The brand, between fix and flex
Sometimes people object that the brand framework is too strict so that it restrains creativity. Surely, the implementation of the Orange brand identity on digital is framed. But this is the case for all major brands; Orange is no exception. Our brand evolves regularly, but in a reasoned way in order to be able to remain unique and memorable. Orange changed its typography in 2016, introduced secondary colours, introduced the Small logo, changed its photographic style, restyled its web interface components, and mobile components over the versions of the operating systems. But in a group of more than twenty countries whose activities extend over three continents, these changes must be thought out to be transversal and the most sustainable possible, because they result in an increase or decrease in the ‘brand attribution’, but also require substantial financial investments for the Group and its entities when it comes to thinking about and implementing a new identity on a multitude of contact points. Every designer must be aware of these ins and outs when questioning the brand framework.

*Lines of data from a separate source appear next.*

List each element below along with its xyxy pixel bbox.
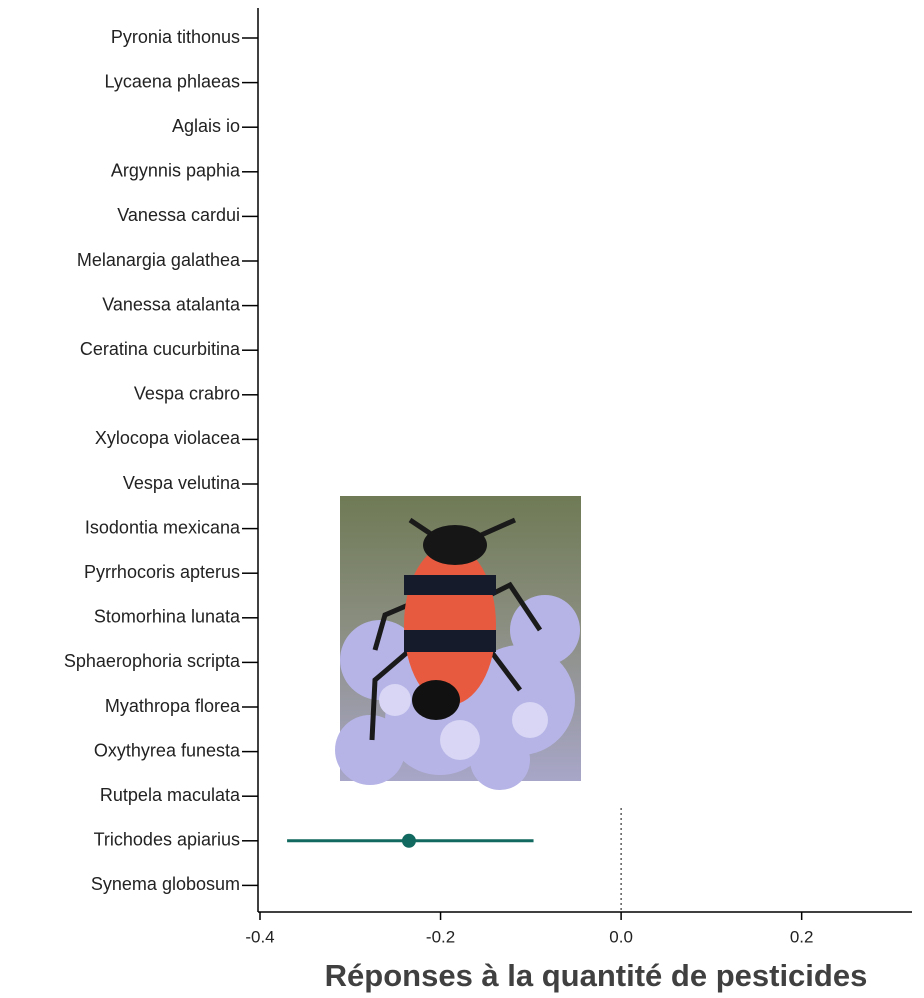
x-tick-label: -0.4 <box>245 927 274 946</box>
y-tick-label: Myathropa florea <box>105 696 241 716</box>
point <box>402 834 416 848</box>
y-tick-label: Stomorhina lunata <box>94 607 241 627</box>
chart: Réponses à la quantité de pesticides -0.… <box>0 0 924 998</box>
y-tick-label: Vespa velutina <box>123 473 241 493</box>
y-tick-label: Synema globosum <box>91 874 240 894</box>
y-tick-label: Rutpela maculata <box>100 785 241 805</box>
y-tick-label: Pyronia tithonus <box>111 27 240 47</box>
y-tick-label: Aglais io <box>172 116 240 136</box>
y-tick-label: Sphaerophoria scripta <box>64 651 241 671</box>
y-tick-label: Melanargia galathea <box>77 250 241 270</box>
beetle-photo <box>335 496 581 790</box>
x-tick-label: -0.2 <box>426 927 455 946</box>
x-tick-label: 0.0 <box>609 927 633 946</box>
chart-title: Réponses à la quantité de pesticides <box>325 958 868 993</box>
y-tick-label: Xylocopa violacea <box>95 428 241 448</box>
y-tick-label: Trichodes apiarius <box>94 830 240 850</box>
y-tick-label: Vanessa atalanta <box>102 294 241 314</box>
y-tick-label: Lycaena phlaeas <box>105 71 240 91</box>
y-tick-label: Isodontia mexicana <box>85 517 241 537</box>
y-tick-label: Ceratina cucurbitina <box>80 339 241 359</box>
y-tick-label: Argynnis paphia <box>111 161 241 181</box>
y-tick-label: Oxythyrea funesta <box>94 740 241 760</box>
x-tick-label: 0.2 <box>790 927 814 946</box>
y-tick-label: Vanessa cardui <box>117 205 240 225</box>
y-tick-label: Pyrrhocoris apterus <box>84 562 240 582</box>
y-tick-label: Vespa crabro <box>134 384 240 404</box>
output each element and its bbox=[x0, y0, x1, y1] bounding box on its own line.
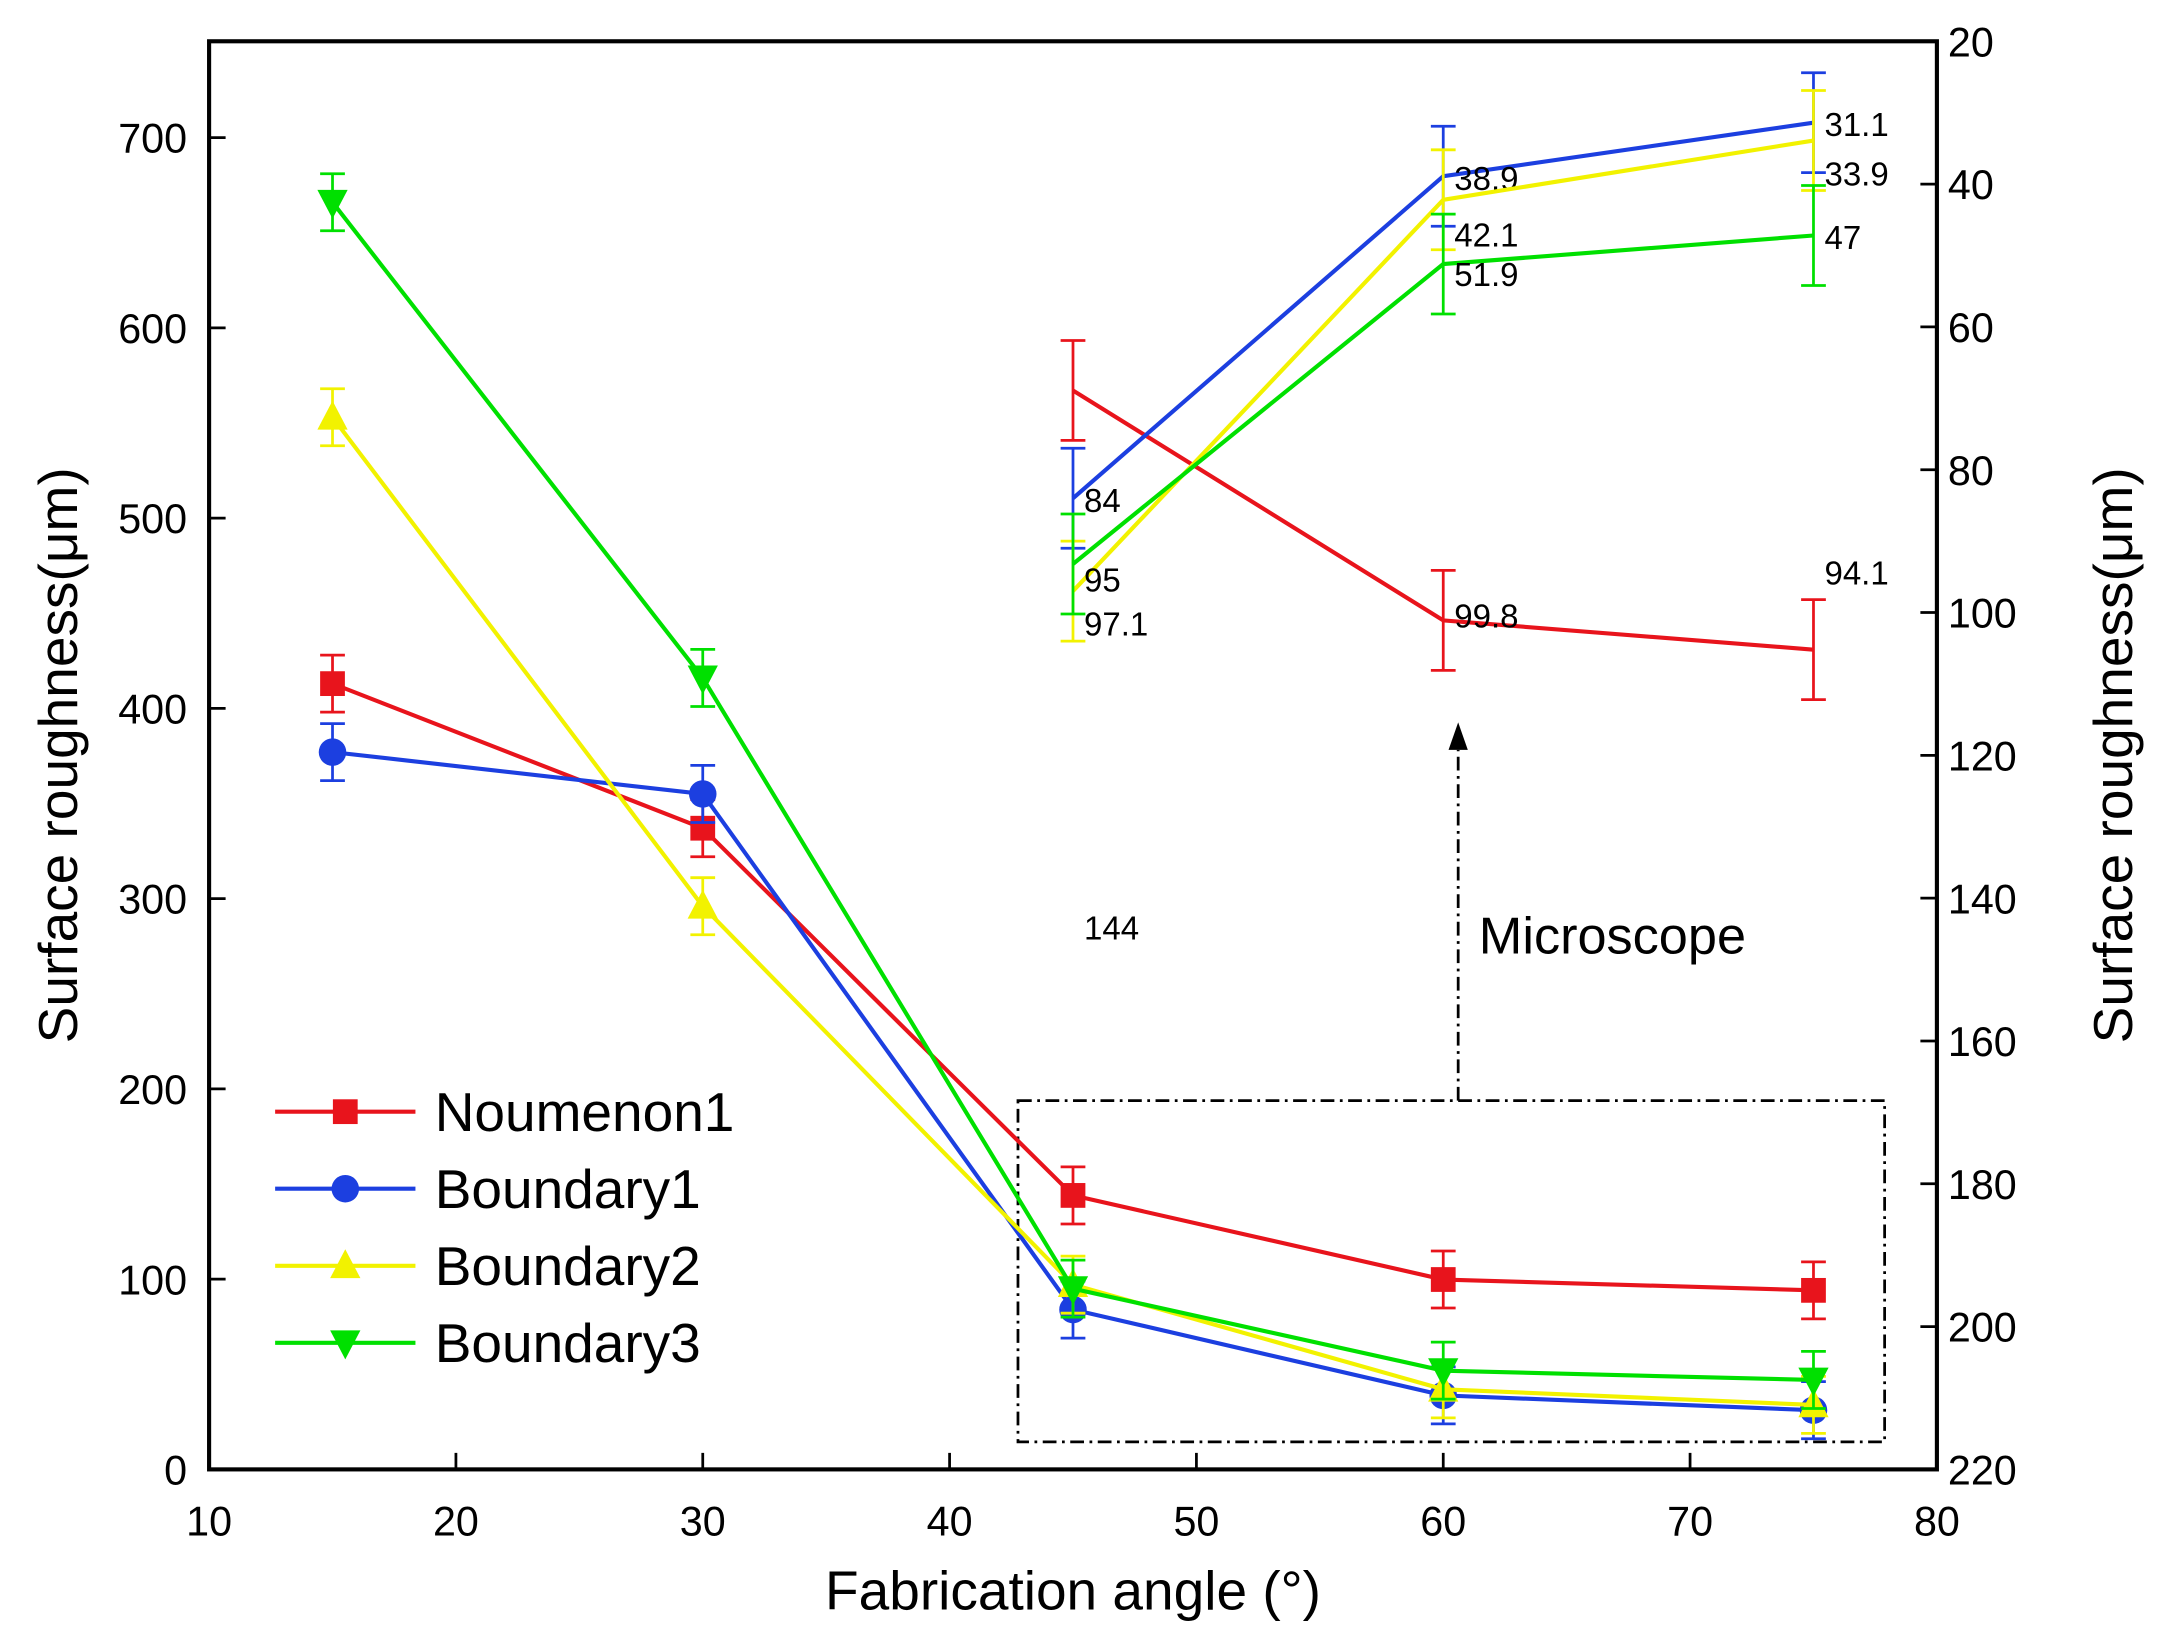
marker-triangle-up bbox=[687, 889, 718, 919]
x-tick-label: 40 bbox=[927, 1498, 973, 1544]
y-right-tick-label: 220 bbox=[1948, 1448, 2017, 1494]
y-right-tick-label: 80 bbox=[1948, 448, 1994, 494]
marker-circle bbox=[331, 1174, 360, 1203]
marker-triangle-down bbox=[1798, 1367, 1829, 1397]
y-right-tick-label: 120 bbox=[1948, 733, 2017, 779]
legend-label: Noumenon1 bbox=[435, 1081, 735, 1143]
y-right-tick-label: 60 bbox=[1948, 305, 1994, 351]
y-tick-label: 600 bbox=[118, 306, 187, 352]
inset-data-label: 144 bbox=[1084, 910, 1139, 947]
inset-data-label: 99.8 bbox=[1454, 597, 1518, 634]
y-tick-label: 100 bbox=[118, 1257, 187, 1303]
marker-square bbox=[1060, 1183, 1086, 1208]
marker-square bbox=[332, 1099, 358, 1125]
x-tick-label: 50 bbox=[1173, 1498, 1219, 1544]
y-right-tick-label: 100 bbox=[1948, 591, 2017, 637]
inset-data-label: 97.1 bbox=[1084, 606, 1148, 643]
x-tick-label: 80 bbox=[1914, 1498, 1960, 1544]
inset-arrow-head bbox=[1448, 722, 1468, 750]
x-tick-label: 10 bbox=[186, 1498, 232, 1544]
y-axis-right-label: Surface roughness(μm) bbox=[2082, 467, 2144, 1043]
inset-data-label: 31.1 bbox=[1824, 106, 1888, 143]
legend-label: Boundary2 bbox=[435, 1235, 701, 1297]
inset-annotation: Microscope bbox=[1479, 907, 1746, 965]
inset-data-label: 47 bbox=[1824, 219, 1861, 256]
inset-region-box bbox=[1016, 1099, 1886, 1444]
y-tick-label: 200 bbox=[118, 1067, 187, 1113]
marker-square bbox=[320, 671, 345, 697]
y-tick-label: 500 bbox=[118, 496, 187, 542]
marker-square bbox=[1801, 1277, 1826, 1303]
y-tick-label: 700 bbox=[118, 116, 187, 162]
marker-triangle-down bbox=[1428, 1358, 1459, 1388]
y-right-tick-label: 140 bbox=[1948, 876, 2017, 922]
inset-data-label: 95 bbox=[1084, 562, 1121, 599]
x-tick-label: 20 bbox=[433, 1498, 479, 1544]
y-tick-label: 300 bbox=[118, 877, 187, 923]
y-axis-label: Surface roughness(μm) bbox=[27, 467, 89, 1043]
y-right-tick-label: 180 bbox=[1948, 1162, 2017, 1208]
marker-triangle-down bbox=[317, 189, 348, 219]
y-right-tick-label: 20 bbox=[1948, 19, 1994, 65]
marker-circle bbox=[318, 738, 347, 766]
y-tick-label: 0 bbox=[164, 1448, 187, 1494]
legend-label: Boundary3 bbox=[435, 1312, 701, 1374]
marker-triangle-up bbox=[317, 400, 348, 430]
x-tick-label: 30 bbox=[680, 1498, 726, 1544]
inset-data-label: 42.1 bbox=[1454, 216, 1518, 253]
y-tick-label: 400 bbox=[118, 686, 187, 732]
x-tick-label: 70 bbox=[1667, 1498, 1713, 1544]
inset-data-label: 33.9 bbox=[1824, 156, 1888, 193]
x-axis-label: Fabrication angle (°) bbox=[825, 1560, 1321, 1622]
legend-label: Boundary1 bbox=[435, 1158, 701, 1220]
marker-square bbox=[1430, 1267, 1456, 1292]
x-tick-label: 60 bbox=[1420, 1498, 1466, 1544]
marker-triangle-up bbox=[330, 1249, 361, 1279]
inset-data-label: 51.9 bbox=[1454, 256, 1518, 293]
y-right-tick-label: 160 bbox=[1948, 1019, 2017, 1065]
inset-data-label: 94.1 bbox=[1824, 555, 1888, 592]
y-right-tick-label: 200 bbox=[1948, 1305, 2017, 1351]
inset-data-label: 84 bbox=[1084, 482, 1121, 519]
marker-triangle-down bbox=[1057, 1276, 1089, 1306]
marker-triangle-down bbox=[687, 665, 718, 695]
plot-frame bbox=[207, 39, 1939, 1472]
y-right-tick-label: 40 bbox=[1948, 162, 1994, 208]
marker-circle bbox=[688, 780, 717, 808]
marker-triangle-down bbox=[330, 1330, 361, 1360]
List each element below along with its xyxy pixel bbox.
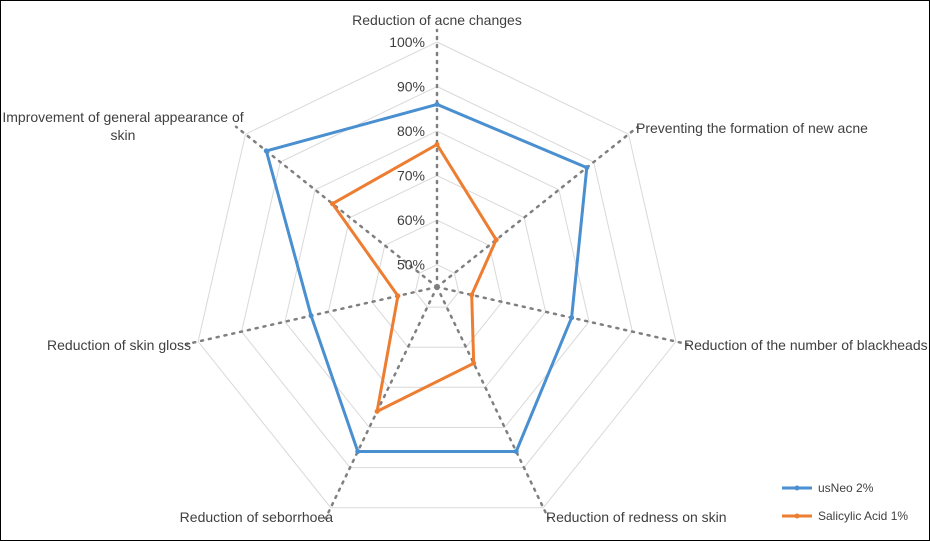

The brand identity framework offers latitudes. Secondary colours are an example. In France, Orange stopped using them and now limits itself to core colours. But in Africa, our subsidiaries sometimes want more colour. It is therefore necessary to accommodate these two needs in a brand framework which is both normative – these are the secondary colours to be used – but leaves the choice to use them or not. There are intangibles such as the logo, the core colours or the icons, but also opportunities for flexibility when it comes to typography, imagery, layout. Such flexibility is then justified by marketing, technical or cultural needs.
Identity, a designer’s playground
So what does ‘being creative’ mean when you have to design the interface of a digital service within a relatively standardised framework? The designer has multiple elements at his disposal within the brand framework to structure and organise content, symbolise, illustrate and write. This is where they are expected, and in this exercise they can allow themselves to push the boundaries of the frame without breaking it. This approach is beneficial for the brand because it demonstrates that an identity can take on multiple aspects and leads to exploration in the perspective of future evolutions.
It is this process of stretching the framework that guided the work of designing a new visual style associated with a new method of navigation, intended for multi service applications under the Orange brand umbrella. This design work deployed on the My Orange application was rewarded with a Red Dot Award in 2021.
The designer is therefore an essential stakeholder of the brand framework. They contribute to shaping the identity when incorporating the brand in the products and services they design on a daily basis, experiencing its opportunities as well as testing its limits. They are a custodian of the Orange identity, providing a dual perspective that is necessary, essential and beneficial.